The Evolution of Database Resources. A significant number of talks at GSC13 focused on databases resources. A key step towards conquering the ongoing data deluge is designing effective, community-driven database resources that provide easy access to sequence data and enable large-scale comparative analyses. Speakers noted that database resources are not perfect, but that administrators are well aware of the challenges and priorities for designing effective portals. The need for intuitive, efficient database tools has become increasingly imperative as more projects are being undertaken at a grander and grander scale. GSC13 highlighted progress across diverse genomic database tools, from metagenome annotation in MG-RAST to comparative fungal genomics. Jason Stajich highlighted innovative features being incorporated into FungiDB, such as word clouds to find genes of interest, and promoting user interactions through community comment features.

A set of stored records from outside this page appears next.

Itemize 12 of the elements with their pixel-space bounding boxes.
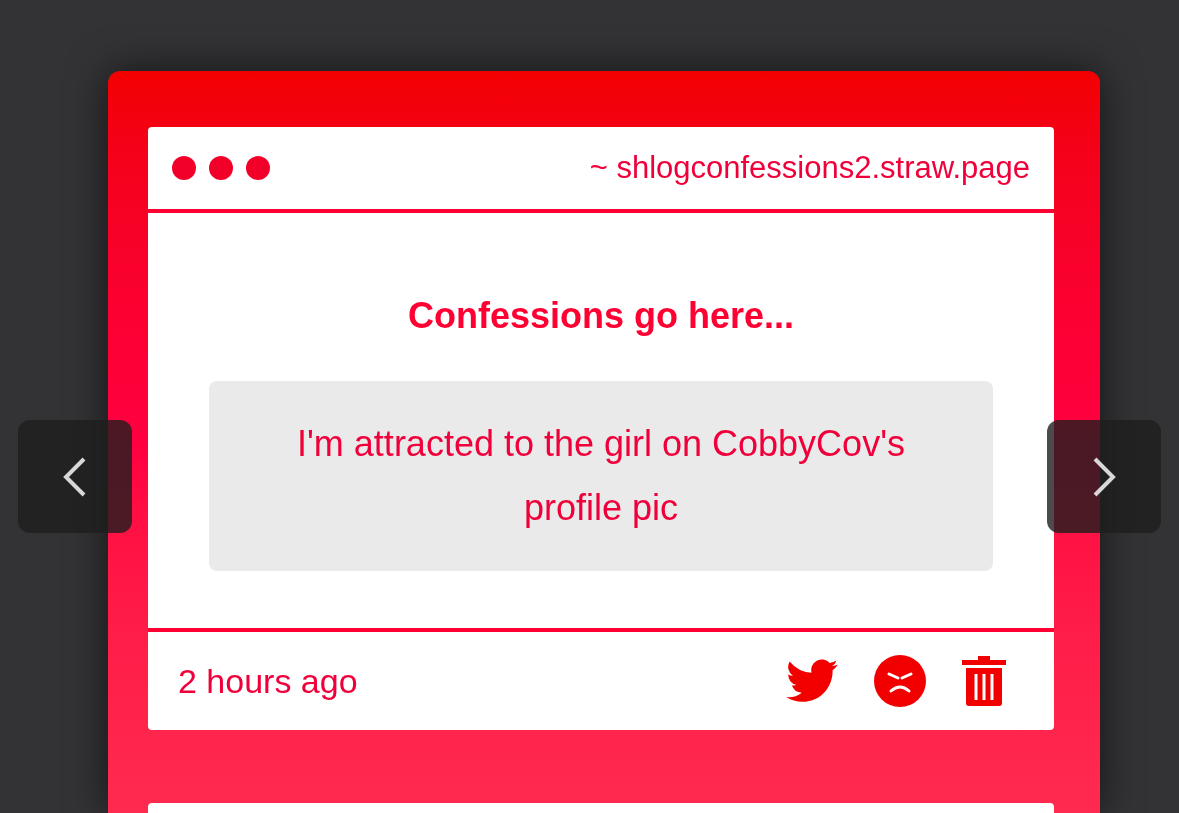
next-button[interactable]: [1047, 420, 1161, 533]
heading: Confessions go here...: [407, 294, 795, 338]
timestamp: 2 hours ago: [178, 660, 358, 702]
bird-icon[interactable]: [786, 659, 838, 703]
trash-icon[interactable]: [962, 656, 1006, 706]
confession-text: I'm attracted to the girl on CobbyCov's profile pic: [209, 381, 993, 571]
previous-button[interactable]: [18, 420, 132, 533]
chevron-right-icon: [1092, 456, 1116, 497]
chevron-left-icon: [63, 456, 87, 497]
angry-face-icon[interactable]: [874, 655, 926, 707]
window-dots-icon: [172, 155, 270, 181]
page-address: ~ shlogconfessions2.straw.page: [589, 148, 1030, 187]
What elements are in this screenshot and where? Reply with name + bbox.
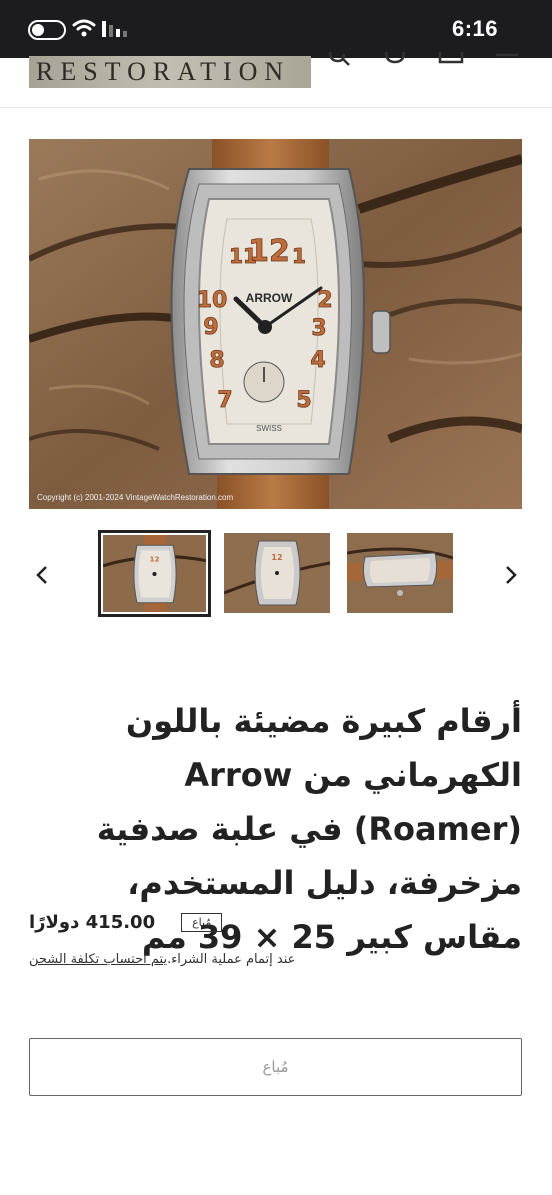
sold-out-button[interactable]: مُباع <box>29 1038 522 1096</box>
menu-icon[interactable] <box>494 52 520 68</box>
svg-text:12: 12 <box>149 555 159 564</box>
svg-text:7: 7 <box>217 388 232 413</box>
status-time: 6:16 <box>451 16 498 41</box>
svg-text:11: 11 <box>229 244 257 268</box>
product-main-image[interactable]: 12 10 2 9 3 8 4 7 5 11 1 ARROW SWISS Cop… <box>29 139 522 509</box>
shipping-prefix: عند إتمام عملية الشراء. <box>167 952 296 967</box>
price-row: 415.00 دولارًا مُباع <box>29 907 223 937</box>
svg-text:10: 10 <box>197 288 228 313</box>
image-copyright: Copyright (c) 2001-2024 VintageWatchRest… <box>37 493 234 502</box>
sold-badge: مُباع <box>181 912 223 932</box>
svg-text:8: 8 <box>209 348 224 373</box>
svg-text:1: 1 <box>292 244 306 268</box>
shipping-note: عند إتمام عملية الشراء.يتم احتساب تكلفة … <box>29 952 295 967</box>
toggle-icon <box>28 20 66 40</box>
svg-text:9: 9 <box>203 315 218 340</box>
svg-text:4: 4 <box>310 348 325 373</box>
wifi-icon <box>72 19 96 37</box>
svg-text:2: 2 <box>317 288 332 313</box>
thumbnail-3[interactable] <box>347 533 453 613</box>
search-icon[interactable] <box>326 52 352 68</box>
svg-text:5: 5 <box>296 388 311 413</box>
account-icon[interactable] <box>383 52 409 68</box>
cart-icon[interactable] <box>437 52 465 68</box>
chevron-right-icon[interactable] <box>497 560 525 590</box>
thumbnail-2[interactable]: 12 <box>224 533 330 613</box>
chevron-left-icon[interactable] <box>28 560 56 590</box>
site-header: RESTORATION <box>0 52 552 108</box>
svg-text:12: 12 <box>271 553 282 562</box>
product-price: 415.00 دولارًا <box>29 911 156 933</box>
watch-swiss: SWISS <box>256 424 282 433</box>
watch-brand: ARROW <box>246 291 293 305</box>
site-logo[interactable]: RESTORATION <box>29 56 311 88</box>
signal-icon <box>102 21 127 37</box>
shipping-policy-link[interactable]: يتم احتساب تكلفة الشحن <box>29 952 167 967</box>
thumbnail-1[interactable]: 12 <box>98 530 211 617</box>
svg-text:3: 3 <box>311 316 326 341</box>
status-bar: 6:16 <box>0 0 552 58</box>
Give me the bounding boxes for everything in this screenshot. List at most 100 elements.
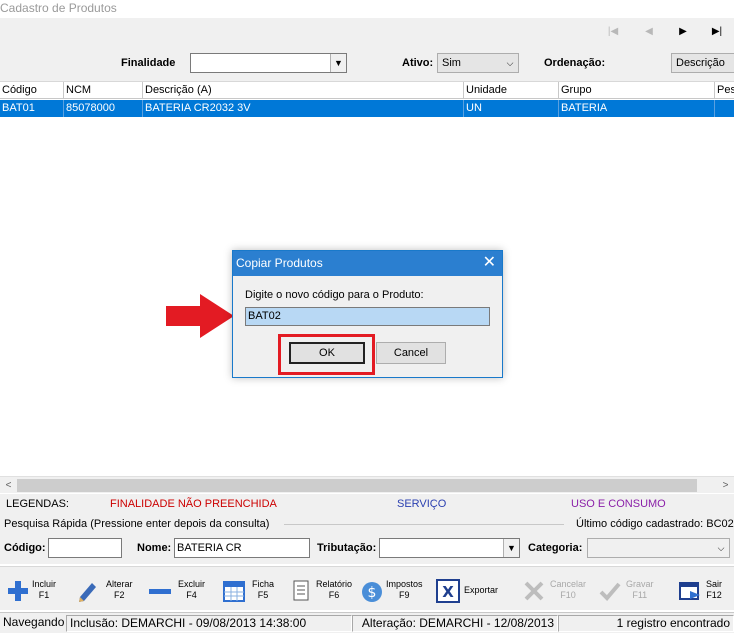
tributacao-select[interactable]: ▼ bbox=[379, 538, 520, 558]
excluir-label: Excluir bbox=[178, 579, 206, 589]
relatorio-label: Relatório bbox=[316, 579, 353, 589]
chevron-down-icon: ▼ bbox=[503, 539, 519, 557]
window-title: Cadastro de Produtos bbox=[0, 0, 734, 18]
ativo-select[interactable]: Sim ⌵ bbox=[437, 53, 519, 73]
ativo-label: Ativo: bbox=[402, 57, 434, 69]
cell-ncm: 85078000 bbox=[64, 100, 143, 117]
excluir-key: F4 bbox=[186, 590, 197, 600]
cancel-icon bbox=[524, 581, 544, 601]
exportar-label: Exportar bbox=[464, 585, 499, 595]
last-record-button[interactable]: ▶| bbox=[706, 23, 728, 41]
sair-label: Sair bbox=[706, 579, 723, 589]
legend-bar: LEGENDAS: FINALIDADE NÃO PREENCHIDA SERV… bbox=[0, 494, 734, 514]
filter-bar: Finalidade ▼ Ativo: Sim ⌵ Ordenação: Des… bbox=[0, 46, 734, 82]
legend-finalidade-nao-preenchida: FINALIDADE NÃO PREENCHIDA bbox=[110, 498, 277, 510]
finalidade-label: Finalidade bbox=[121, 57, 176, 69]
scroll-left-icon[interactable]: < bbox=[0, 478, 17, 493]
horizontal-scrollbar[interactable]: < > bbox=[0, 476, 734, 493]
divider bbox=[284, 524, 564, 525]
column-header-peso[interactable]: Pes bbox=[715, 82, 734, 99]
incluir-button[interactable]: Incluir F1 bbox=[6, 573, 68, 607]
relatorio-key: F6 bbox=[328, 590, 340, 600]
grid-header: Código NCM Descrição (A) Unidade Grupo P… bbox=[0, 82, 734, 99]
new-code-input[interactable]: BAT02 bbox=[245, 307, 490, 326]
scrollbar-thumb[interactable] bbox=[17, 479, 697, 492]
ativo-value: Sim bbox=[442, 57, 461, 69]
ordenacao-label: Ordenação: bbox=[544, 57, 606, 69]
red-arrow-annotation bbox=[166, 294, 234, 338]
report-icon bbox=[293, 580, 309, 601]
status-alteracao: Alteração: DEMARCHI - 12/08/2013 bbox=[352, 615, 558, 632]
action-toolbar: Incluir F1 Alterar F2 Excluir F4 Ficha F5 Re… bbox=[0, 566, 734, 610]
column-header-unidade[interactable]: Unidade bbox=[464, 82, 559, 99]
cell-descricao: BATERIA CR2032 3V bbox=[143, 100, 464, 117]
cell-codigo: BAT01 bbox=[0, 100, 64, 117]
ficha-button[interactable]: Ficha F5 bbox=[222, 573, 280, 607]
gravar-button[interactable]: Gravar F11 bbox=[598, 573, 658, 607]
column-header-descricao[interactable]: Descrição (A) bbox=[143, 82, 464, 99]
cancelar-key: F10 bbox=[560, 590, 576, 600]
quick-search-title: Pesquisa Rápida (Pressione enter depois … bbox=[4, 518, 270, 530]
close-icon[interactable]: ✕ bbox=[483, 251, 496, 275]
cancel-button[interactable]: Cancel bbox=[376, 342, 446, 364]
chevron-down-icon: ⌵ bbox=[506, 58, 514, 68]
gravar-label: Gravar bbox=[626, 579, 654, 589]
cell-grupo: BATERIA bbox=[559, 100, 715, 117]
incluir-key: F1 bbox=[38, 590, 50, 600]
tributacao-label: Tributação: bbox=[317, 542, 377, 554]
cell-peso bbox=[715, 100, 734, 117]
impostos-key: F9 bbox=[399, 590, 410, 600]
column-header-codigo[interactable]: Código bbox=[0, 82, 64, 99]
legend-servico: SERVIÇO bbox=[397, 498, 447, 510]
cancelar-button[interactable]: Cancelar F10 bbox=[522, 573, 588, 607]
gravar-key: F11 bbox=[632, 590, 648, 600]
finalidade-select[interactable]: ▼ bbox=[190, 53, 347, 73]
sair-button[interactable]: Sair F12 bbox=[678, 573, 730, 607]
minus-icon bbox=[149, 589, 171, 594]
cell-unidade: UN bbox=[464, 100, 559, 117]
nome-input[interactable]: BATERIA CR bbox=[174, 538, 310, 558]
codigo-label: Código: bbox=[4, 542, 46, 554]
prev-record-button[interactable]: ◀ bbox=[638, 23, 660, 41]
chevron-down-icon: ▼ bbox=[330, 54, 346, 72]
incluir-label: Incluir bbox=[32, 579, 57, 589]
pencil-icon bbox=[79, 583, 96, 602]
table-row[interactable]: BAT01 85078000 BATERIA CR2032 3V UN BATE… bbox=[0, 100, 734, 117]
relatorio-button[interactable]: Relatório F6 bbox=[290, 573, 356, 607]
excluir-button[interactable]: Excluir F4 bbox=[148, 573, 210, 607]
legend-title: LEGENDAS: bbox=[6, 498, 69, 510]
impostos-button[interactable]: $ Impostos F9 bbox=[360, 573, 430, 607]
dialog-title: Copiar Produtos bbox=[233, 251, 502, 276]
dollar-icon: $ bbox=[362, 582, 382, 602]
nome-label: Nome: bbox=[137, 542, 172, 554]
quick-search-panel: Pesquisa Rápida (Pressione enter depois … bbox=[0, 514, 734, 564]
first-record-button[interactable]: |◀ bbox=[602, 23, 624, 41]
plus-icon bbox=[8, 581, 28, 601]
ficha-label: Ficha bbox=[252, 579, 275, 589]
chevron-down-icon: ⌵ bbox=[717, 543, 725, 553]
legend-uso-e-consumo: USO E CONSUMO bbox=[571, 498, 666, 510]
calendar-icon bbox=[223, 581, 245, 602]
alterar-label: Alterar bbox=[106, 579, 133, 589]
impostos-label: Impostos bbox=[386, 579, 423, 589]
excel-icon: X bbox=[436, 579, 460, 603]
alterar-button[interactable]: Alterar F2 bbox=[76, 573, 138, 607]
status-count: 1 registro encontrado bbox=[558, 615, 734, 632]
codigo-input[interactable] bbox=[48, 538, 122, 558]
exportar-button[interactable]: X Exportar bbox=[436, 573, 502, 607]
check-icon bbox=[599, 582, 621, 601]
svg-text:X: X bbox=[442, 583, 454, 601]
status-inclusao: Inclusão: DEMARCHI - 09/08/2013 14:38:00 bbox=[66, 615, 352, 632]
ordenacao-value: Descrição bbox=[676, 57, 725, 69]
svg-text:$: $ bbox=[368, 585, 377, 601]
ordenacao-select[interactable]: Descrição bbox=[671, 53, 734, 73]
column-header-grupo[interactable]: Grupo bbox=[559, 82, 715, 99]
exit-icon bbox=[679, 582, 700, 600]
status-bar: Navegando Inclusão: DEMARCHI - 09/08/201… bbox=[0, 612, 734, 633]
scroll-right-icon[interactable]: > bbox=[717, 478, 734, 493]
next-record-button[interactable]: ▶ bbox=[672, 23, 694, 41]
categoria-select[interactable]: ⌵ bbox=[587, 538, 730, 558]
last-code-label: Último código cadastrado: BC02 bbox=[576, 518, 734, 530]
column-header-ncm[interactable]: NCM bbox=[64, 82, 143, 99]
dialog-prompt: Digite o novo código para o Produto: bbox=[245, 289, 424, 301]
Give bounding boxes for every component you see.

What does this mean for microBEnet?
Given the challenges and future directions outlined at GSC13, the burgeoning research network focused on Microbiology of the Built Environment appears well poised to progressively tackle the overarching themes outlined by the wider scientific community. Paula Olsiewski introduced the Sloan foundation’s perspective with the succinct phrase: “Do something early, that is catalytic.”, noting that the first step in Sloan’s approach is to identify important problems. The ongoing bottlenecks and steep hurdles that exist in high-throughput sequencing fields are arguably some of the most critical issues preventing forward progress in genomics. Yet, such widespread issues can be efficiently tacked by a coordinated community effort guided by central themes and core questions, such as those which underpin microBEnet. In understudied environments such as the Built Environment, the lack of reference genomes can severely hinder our capacity to understand microbial community structure and function. A dedicated push by microBEnet could aim towards establishing an effective long-term genomics resource for the Built Environment, akin to efforts to catalog typical microbiota in the Human Microbiome Project. The interdisciplinary nature of microBEnet can also accelerate the pace of progress through unique collaborations. Olsiewski urged the community to forge new, cross-discipline collaborations, hinting at transformative effects that may emerge from partnerships with facilities such as the National Institute of Standards and Technology (NIST). The GSC community has witnessed significant progress since its inception. However, each meeting provides a stark (yet optimistic) reminder that we are still working diligently to overcome many formidable challenges.